Kasperi Koski
Kasperi Koski

Reputation: 75

How to write nested list back to text file so that there is one list per line?

Question:

How to write a nested list from a variable into a text file so that each list inside the nested list is written into it's own line?

The list is needed to be compiled back into the text file in exactly the same format as it was before pulling it out with the f.readfiles() function.

Other than variable based solutions and multi-variable solutions are also accepted. csv module is also an option but I'd rather learn the logic of this first without it.

Introduction to the problem

Assume there is a text file that contains list in each and every line like this:

['some_text','foo', some_int]
['some_text','foo', some_int]
['some_text','foo', some_int]
...

Each list contains several items. All the lines are wanted to be read from the text file into a one big nested list and stored into a variable like this:

variable = [['some_text','foo', some_int],
            ['some_text','foo', some_int],
            ['some_text','foo', some_int]]

The format of the information stored into the variable above is irrelevant. The list stored into the variable is now edited with some list tools. When editing is complete, the variable containing the edited list is written back to the same text file again, overwriting all the data with new changed data like this:

['some_text','bar', some_int]
['edited_tx','foo', some_int]
['some_text','foo', edtd_int]
...

Reading the lines

I managed to read the lines with this code:

with open("my_lists.txt") as f:
    listed_text = f.readlines()

All the text inside the text file is now stored into a variable named 'listed_text' which by then is being edited with some list tools prefered.

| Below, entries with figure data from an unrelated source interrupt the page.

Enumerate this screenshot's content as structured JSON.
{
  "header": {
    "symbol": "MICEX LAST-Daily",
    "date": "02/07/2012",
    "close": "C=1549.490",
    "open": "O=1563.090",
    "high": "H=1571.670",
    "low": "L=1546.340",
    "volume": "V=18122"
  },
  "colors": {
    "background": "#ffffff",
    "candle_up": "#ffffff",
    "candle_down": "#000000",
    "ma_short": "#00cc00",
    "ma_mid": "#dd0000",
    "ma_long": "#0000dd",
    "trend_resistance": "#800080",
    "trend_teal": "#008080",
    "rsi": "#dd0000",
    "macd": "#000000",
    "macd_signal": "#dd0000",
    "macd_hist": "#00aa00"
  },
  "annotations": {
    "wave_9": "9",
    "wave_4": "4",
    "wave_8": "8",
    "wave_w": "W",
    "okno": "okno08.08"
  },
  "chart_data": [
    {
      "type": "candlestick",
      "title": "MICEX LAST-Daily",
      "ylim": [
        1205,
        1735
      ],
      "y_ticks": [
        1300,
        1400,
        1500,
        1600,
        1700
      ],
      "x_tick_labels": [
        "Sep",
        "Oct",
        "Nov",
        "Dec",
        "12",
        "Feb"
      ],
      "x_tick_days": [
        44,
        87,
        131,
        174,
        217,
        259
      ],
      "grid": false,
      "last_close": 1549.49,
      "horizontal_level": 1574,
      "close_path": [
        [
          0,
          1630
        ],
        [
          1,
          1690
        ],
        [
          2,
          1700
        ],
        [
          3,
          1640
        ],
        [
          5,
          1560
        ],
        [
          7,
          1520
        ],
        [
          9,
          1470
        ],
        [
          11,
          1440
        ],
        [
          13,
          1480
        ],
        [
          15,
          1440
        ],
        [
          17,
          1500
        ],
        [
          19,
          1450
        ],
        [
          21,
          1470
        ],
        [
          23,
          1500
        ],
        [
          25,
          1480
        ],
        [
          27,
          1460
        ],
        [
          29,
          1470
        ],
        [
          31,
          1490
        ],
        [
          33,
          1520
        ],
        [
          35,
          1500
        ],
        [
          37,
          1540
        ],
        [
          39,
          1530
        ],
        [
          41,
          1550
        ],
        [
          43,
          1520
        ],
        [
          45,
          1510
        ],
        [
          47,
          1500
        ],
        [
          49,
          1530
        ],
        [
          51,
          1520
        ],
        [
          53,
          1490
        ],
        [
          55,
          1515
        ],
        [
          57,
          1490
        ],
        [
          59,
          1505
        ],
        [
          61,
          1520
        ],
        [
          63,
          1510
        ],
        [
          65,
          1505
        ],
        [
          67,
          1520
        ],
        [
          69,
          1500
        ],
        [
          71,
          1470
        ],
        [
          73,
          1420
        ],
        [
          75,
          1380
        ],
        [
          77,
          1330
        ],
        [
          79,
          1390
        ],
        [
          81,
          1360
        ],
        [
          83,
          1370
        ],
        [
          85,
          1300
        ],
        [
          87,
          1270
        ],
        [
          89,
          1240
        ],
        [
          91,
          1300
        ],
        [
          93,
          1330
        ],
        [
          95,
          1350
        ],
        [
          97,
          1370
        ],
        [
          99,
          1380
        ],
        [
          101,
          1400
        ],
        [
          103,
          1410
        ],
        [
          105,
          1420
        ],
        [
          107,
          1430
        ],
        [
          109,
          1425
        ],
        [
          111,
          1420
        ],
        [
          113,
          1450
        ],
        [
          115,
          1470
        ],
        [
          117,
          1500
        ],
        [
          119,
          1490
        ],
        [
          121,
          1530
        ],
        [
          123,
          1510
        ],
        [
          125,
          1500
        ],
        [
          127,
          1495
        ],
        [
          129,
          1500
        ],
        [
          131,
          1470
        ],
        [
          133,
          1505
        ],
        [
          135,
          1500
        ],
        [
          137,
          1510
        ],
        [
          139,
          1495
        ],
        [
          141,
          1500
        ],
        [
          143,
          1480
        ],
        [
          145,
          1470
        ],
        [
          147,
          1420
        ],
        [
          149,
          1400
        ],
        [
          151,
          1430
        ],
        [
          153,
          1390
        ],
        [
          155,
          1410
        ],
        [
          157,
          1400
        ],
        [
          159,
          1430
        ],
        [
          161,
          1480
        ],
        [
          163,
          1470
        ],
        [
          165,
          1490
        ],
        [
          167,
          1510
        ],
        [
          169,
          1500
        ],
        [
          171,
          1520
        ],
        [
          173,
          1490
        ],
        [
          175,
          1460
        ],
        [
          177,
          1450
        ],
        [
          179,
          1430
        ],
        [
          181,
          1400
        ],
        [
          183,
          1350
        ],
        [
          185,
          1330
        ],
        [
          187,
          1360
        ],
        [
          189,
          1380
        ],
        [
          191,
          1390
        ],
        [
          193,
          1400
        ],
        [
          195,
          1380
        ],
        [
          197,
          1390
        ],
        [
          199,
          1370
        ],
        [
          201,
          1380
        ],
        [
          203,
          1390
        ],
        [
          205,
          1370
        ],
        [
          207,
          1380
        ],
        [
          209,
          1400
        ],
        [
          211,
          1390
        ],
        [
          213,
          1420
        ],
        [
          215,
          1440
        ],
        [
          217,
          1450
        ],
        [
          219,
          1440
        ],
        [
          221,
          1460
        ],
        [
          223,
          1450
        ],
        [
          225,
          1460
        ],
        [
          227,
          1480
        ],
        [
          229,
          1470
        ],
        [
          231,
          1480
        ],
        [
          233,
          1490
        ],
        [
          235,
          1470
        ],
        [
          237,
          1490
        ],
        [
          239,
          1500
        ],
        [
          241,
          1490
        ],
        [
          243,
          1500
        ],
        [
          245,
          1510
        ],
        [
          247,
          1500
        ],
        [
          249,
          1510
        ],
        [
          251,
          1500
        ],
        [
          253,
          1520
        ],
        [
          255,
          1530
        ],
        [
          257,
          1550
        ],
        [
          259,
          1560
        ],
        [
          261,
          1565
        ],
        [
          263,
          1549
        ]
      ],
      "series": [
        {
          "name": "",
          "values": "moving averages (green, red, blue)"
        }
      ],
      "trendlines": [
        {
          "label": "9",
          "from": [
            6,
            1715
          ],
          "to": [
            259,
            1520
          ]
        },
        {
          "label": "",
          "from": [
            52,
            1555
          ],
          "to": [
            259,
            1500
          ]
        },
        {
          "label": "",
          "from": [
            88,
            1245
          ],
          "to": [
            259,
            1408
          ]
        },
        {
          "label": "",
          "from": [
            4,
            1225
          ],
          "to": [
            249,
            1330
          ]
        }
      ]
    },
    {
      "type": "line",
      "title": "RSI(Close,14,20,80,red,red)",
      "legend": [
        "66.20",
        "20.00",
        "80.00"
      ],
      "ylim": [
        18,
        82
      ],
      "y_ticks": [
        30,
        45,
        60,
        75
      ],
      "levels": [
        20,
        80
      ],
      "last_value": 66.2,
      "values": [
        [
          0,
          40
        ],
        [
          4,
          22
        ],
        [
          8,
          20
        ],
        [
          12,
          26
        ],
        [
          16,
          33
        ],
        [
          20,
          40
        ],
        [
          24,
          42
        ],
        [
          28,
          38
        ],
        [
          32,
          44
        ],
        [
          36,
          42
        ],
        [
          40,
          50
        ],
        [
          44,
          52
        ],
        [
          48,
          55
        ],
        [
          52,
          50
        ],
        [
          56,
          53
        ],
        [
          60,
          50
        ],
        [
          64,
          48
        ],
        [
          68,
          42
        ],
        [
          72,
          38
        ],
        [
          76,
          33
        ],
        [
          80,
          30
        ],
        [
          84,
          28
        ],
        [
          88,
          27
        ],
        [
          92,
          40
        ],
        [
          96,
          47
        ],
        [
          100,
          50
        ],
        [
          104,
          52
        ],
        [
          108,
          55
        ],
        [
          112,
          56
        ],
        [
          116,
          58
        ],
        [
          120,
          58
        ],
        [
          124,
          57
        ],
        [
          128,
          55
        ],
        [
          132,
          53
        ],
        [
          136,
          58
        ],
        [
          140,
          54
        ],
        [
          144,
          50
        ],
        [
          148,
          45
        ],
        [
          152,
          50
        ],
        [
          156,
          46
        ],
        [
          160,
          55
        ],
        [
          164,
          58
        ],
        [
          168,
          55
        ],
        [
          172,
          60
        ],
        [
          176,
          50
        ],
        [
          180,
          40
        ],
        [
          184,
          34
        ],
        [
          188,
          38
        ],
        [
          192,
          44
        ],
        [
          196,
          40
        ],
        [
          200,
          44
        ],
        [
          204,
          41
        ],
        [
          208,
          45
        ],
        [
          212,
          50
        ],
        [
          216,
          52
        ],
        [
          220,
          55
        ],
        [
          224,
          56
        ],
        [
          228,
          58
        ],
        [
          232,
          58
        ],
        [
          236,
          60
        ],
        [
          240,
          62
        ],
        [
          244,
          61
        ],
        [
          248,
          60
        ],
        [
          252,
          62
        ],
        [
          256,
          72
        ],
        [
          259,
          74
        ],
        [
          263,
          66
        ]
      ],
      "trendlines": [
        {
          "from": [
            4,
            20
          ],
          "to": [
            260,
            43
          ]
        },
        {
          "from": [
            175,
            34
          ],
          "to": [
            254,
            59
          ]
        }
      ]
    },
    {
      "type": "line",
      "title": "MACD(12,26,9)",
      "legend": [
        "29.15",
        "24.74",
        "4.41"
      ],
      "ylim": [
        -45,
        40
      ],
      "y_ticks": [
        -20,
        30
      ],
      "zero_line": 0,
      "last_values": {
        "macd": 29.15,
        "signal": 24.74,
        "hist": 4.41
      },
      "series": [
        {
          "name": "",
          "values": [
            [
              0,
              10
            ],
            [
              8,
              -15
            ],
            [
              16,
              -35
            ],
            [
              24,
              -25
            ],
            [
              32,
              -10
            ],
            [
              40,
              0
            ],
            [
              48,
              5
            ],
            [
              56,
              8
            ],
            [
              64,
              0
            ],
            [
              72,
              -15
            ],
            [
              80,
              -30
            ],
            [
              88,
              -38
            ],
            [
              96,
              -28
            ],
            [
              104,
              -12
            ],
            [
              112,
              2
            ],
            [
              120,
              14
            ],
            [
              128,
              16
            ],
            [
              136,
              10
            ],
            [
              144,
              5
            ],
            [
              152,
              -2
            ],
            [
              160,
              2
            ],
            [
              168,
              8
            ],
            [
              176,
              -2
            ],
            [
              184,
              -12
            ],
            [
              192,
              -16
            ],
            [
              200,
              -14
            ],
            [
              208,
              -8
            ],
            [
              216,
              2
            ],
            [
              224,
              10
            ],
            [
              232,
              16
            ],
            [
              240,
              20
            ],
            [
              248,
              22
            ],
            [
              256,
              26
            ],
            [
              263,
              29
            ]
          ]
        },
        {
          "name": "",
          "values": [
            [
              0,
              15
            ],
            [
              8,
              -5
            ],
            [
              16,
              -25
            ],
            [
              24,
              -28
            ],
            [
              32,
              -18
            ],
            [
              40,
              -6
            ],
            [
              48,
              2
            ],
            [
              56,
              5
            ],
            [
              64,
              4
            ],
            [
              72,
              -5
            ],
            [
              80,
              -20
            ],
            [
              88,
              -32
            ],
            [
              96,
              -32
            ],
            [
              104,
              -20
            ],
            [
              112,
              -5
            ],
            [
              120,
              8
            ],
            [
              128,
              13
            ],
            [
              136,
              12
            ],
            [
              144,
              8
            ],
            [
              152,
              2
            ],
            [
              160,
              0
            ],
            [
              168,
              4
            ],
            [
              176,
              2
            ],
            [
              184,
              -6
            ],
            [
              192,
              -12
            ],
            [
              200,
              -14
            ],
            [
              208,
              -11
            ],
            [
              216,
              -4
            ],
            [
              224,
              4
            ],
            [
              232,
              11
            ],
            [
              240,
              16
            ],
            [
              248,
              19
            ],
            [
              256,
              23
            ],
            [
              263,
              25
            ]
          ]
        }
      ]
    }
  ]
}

More about the code above is here:

How do I read a file line-by-line into a list?

Incomplete code example for reading and writing the file

This is incomplete and inoperative coding example of what should have been done with the lists.

# Let us open 'my_lists.txt' and read lines
# into a variable as a list.


def open_file():
    with open("my_lists.txt") as f:
        listed_text = f.readlines()
    list_item_editor(listed_text)

# Now let us replace 'foo' every index(1) in
# nested lists with word 'bar' with
# this imaginary editor 'list_item_editor()'.


def list_item_editor(argument):
    edited_list = []
    for item in nested_list:
        nested_list[item][i] = "bar"
    ...
    ...
    write_file(edited_list)

# Now we write the edited list back to 'my_lists.txt'
# by replacing the whole contents with new edited list.


def write_file(arg):
    with open("my_lists.txt", "w") as write_file:
        write_file.write(arg)

Preferred output

This is example of the preferred output. Each item (list) inside the nested list is written into it's own line. The 'new line mark' \n is not visible inside text file.

# This is text_file.txt containing edited lists
# New line inserted after every list

['some_text','bar', some_int]
['edited_tx','foo', some_int]
['some_text','foo', edtd_int]
['some_text','bar', some_int]
['edited_tx','foo', some_int]
['some_text','foo', edtd_int]
['some_text','bar', some_int]
['edited_tx','foo', some_int]
['some_text','foo', edtd_int]

Upvotes: 1

Views: 1428

Answers (1)

Mark Tolonen
Mark Tolonen

Reputation: 177685

With an input file of:

['some_text','foo', 1]
['some_text','foo', 2]
['some_text','foo', 3]

This will read/edit/write the file:

import ast

with open('input.txt') as f:
    data = [ast.literal_eval(line) for line in f]

print(data)

data[0][1] = 'bar'
data[-1][-1] = 5

print(data)

with open('output.txt','w') as f:
    for line in data:
        f.write(str(line) + '\n')

But writing Python lists as text to a file isn't really the best way to go about it. A better way is to use the csv module of you are willing to change the input file to this:

some_text,foo,1
some_text,foo,2
some_text,foo,3

And use this code:

import csv

with open('input.txt',newline='') as f:
    r = csv.reader(f)
    data = list(r)

print(data)

# Note, with csv, all columns are read as strings,
# so to do calculations convert:
data = [[a,b,int(c)] for a,b,c in data]

print(data)

data[0][1] = 'bar'
data[-1][-1] += 2

print(data)

with open('output.txt','w',newline='') as f:
    w = csv.writer(f)
    w.writerows(data)

Also, look into the pandas third-party module.